Некоторых начальников карательной системы я хорошо знал, поскольку работал с ними в одном кабинете и часто наблюдал за их истинной работой и чудовищными результатами этой работы. Я тогда знал, почему значительная часть заключённых гибнет не только в тюрьмах и лагерях, но и после их освобождения от хронических заболеваний, полученных во время отбытия срока наказания в этой явно устаревшей сталинско-бериевской системе лагерей и тюрем, бесперебойно работающей фабрики морального растления своего народа, как одного из худших наследий советской власти. Конечно, есть много других объективных причин этой беды, но эта, мне кажется, – одной из главных.

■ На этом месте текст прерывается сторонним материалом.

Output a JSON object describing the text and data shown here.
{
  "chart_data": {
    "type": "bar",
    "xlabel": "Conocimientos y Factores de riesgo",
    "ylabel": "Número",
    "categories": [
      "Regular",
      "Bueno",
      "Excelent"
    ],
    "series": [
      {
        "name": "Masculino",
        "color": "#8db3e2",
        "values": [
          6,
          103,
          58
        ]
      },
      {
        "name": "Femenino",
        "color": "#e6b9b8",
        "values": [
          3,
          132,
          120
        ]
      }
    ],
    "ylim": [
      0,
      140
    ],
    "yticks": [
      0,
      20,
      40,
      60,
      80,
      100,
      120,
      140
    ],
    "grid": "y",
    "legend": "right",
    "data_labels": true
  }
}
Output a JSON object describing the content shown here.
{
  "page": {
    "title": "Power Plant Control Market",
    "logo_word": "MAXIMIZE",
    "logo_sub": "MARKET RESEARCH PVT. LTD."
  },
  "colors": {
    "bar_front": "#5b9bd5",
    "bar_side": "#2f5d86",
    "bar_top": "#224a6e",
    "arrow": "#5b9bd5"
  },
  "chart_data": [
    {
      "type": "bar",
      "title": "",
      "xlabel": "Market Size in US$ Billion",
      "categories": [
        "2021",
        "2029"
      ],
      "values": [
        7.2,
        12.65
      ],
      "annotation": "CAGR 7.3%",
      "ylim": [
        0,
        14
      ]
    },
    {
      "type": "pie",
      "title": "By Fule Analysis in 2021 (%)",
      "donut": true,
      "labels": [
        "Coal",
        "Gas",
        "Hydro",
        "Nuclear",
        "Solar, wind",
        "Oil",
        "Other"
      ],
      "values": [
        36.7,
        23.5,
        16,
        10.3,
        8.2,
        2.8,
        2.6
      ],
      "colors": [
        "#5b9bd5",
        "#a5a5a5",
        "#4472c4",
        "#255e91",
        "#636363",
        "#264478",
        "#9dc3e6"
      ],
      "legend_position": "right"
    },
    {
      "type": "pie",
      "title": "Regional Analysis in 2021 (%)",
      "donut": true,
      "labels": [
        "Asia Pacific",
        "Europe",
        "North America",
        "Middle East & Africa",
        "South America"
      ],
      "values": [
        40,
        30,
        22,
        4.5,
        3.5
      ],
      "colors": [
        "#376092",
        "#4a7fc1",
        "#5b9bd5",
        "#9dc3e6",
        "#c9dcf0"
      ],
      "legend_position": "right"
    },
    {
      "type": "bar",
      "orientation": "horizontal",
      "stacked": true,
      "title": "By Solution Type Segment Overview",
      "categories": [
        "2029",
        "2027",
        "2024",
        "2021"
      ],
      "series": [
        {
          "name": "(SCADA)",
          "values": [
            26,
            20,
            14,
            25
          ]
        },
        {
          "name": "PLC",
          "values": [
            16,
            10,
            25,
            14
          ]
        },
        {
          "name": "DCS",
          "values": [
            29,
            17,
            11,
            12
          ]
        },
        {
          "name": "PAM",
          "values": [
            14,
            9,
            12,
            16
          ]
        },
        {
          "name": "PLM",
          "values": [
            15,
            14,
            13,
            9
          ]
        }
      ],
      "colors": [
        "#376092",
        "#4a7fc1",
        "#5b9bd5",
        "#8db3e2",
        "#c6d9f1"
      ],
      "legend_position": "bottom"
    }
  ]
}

Но, дорогой читатель, всё, о чём здесь написал, я наблюдал более сорока пяти лет назад. Как там сейчас обстоят дела, не знаю. Да, откровенно говоря, и не хочу знать. Пусть этим добросовестно занимаются те, кому по долгу своей службы положено. А вообще-то, хватит о мрачной стороне нашей жизни, которая, на мой взгляд, всё-таки светлеет. Думается, вполне возможно, что в самом недалёком будущем возьмёт, да и рванёт у нас хорошим сквознячком с самой вершины власти, и оставшийся в низинах Отечества густой чёрный мрак в клочья разнесёт. А открывшиеся бескрайние дали всегда угрюмой Отчизны, где мы бестолково суетимся со дня пресловутой революции, наконец-то, после всех мучительных реформ сбудется долгожданная мечта на скорые перемены к лучшему, и наша жизнь на родной земле воспрянет во всей своей силе и красоте, только ей присущей. И мы с вами, уверенные в надёжной государственной защите наших прав, гарантированных Конституцией, возможно, оклемаемся от прошлого, как от дурного сна, и заживём благополучной и счастливой жизнью. Мне, прожившему неимоверно тяжёлую жизнь в родном Отечестве, очень и очень хочется на это надеяться. Не зря же говорят, что «надежда умирает последней». Это всегда крах, когда она умирает, после чего жизни нет, одна маета. Поверьте, мне!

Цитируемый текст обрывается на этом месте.